Suite à ces faits, les agents concernés ont immédiatement déposé plainte. L’individu a été placé en garde à vue puis il a été présenté devant le tribunal ce lundi 20 Avril.
Quelle n’a pas été notre stupeur voire notre indignation à l’annonce de la sanction prononcée :
210 heures de travaux d’intérêt général, soit l’équivalent de 70 heures par collègue agressé.
Pour l’Ufap, cette décision est tout simplement inacceptable. Elle constitue un affront envers les personnels pénitentiaires qui exercent leurs missions dans des conditions de plus en plus difficiles, au péril de leur intégrité physique.
Alors que nous sommes en droit d’attendre un soutien ferme et sans ambiguïté de l’institution judiciaire, ce verdict envoie un signal désastreux. Il banalise les violences subies et traduit un profond mépris pour notre profession.
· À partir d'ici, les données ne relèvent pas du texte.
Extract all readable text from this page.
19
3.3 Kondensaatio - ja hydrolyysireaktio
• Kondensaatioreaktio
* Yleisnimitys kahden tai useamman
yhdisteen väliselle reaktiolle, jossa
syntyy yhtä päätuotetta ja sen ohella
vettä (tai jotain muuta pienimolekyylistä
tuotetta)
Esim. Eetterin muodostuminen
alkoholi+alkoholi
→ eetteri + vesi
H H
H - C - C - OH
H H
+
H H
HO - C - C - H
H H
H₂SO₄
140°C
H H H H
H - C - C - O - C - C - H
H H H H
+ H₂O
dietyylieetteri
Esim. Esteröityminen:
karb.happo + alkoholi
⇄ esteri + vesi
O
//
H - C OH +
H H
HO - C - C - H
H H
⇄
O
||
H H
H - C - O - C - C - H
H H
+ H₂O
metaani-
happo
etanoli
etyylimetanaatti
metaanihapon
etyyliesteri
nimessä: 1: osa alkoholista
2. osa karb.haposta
L’Ufap dénonce avec la plus grande fermeté cette réponse pénale insuffisante. Les agressions contre les personnels doivent être reconnues et sanctionnées à la hauteur de leur gravité. Une réponse pénale exemplaire et dissuasive face aux violences contre les agents se doit d’être la règle.
Les personnels ne peuvent plus être les oubliés du système. Leur sécurité et leur respect doivent être une priorité absolue.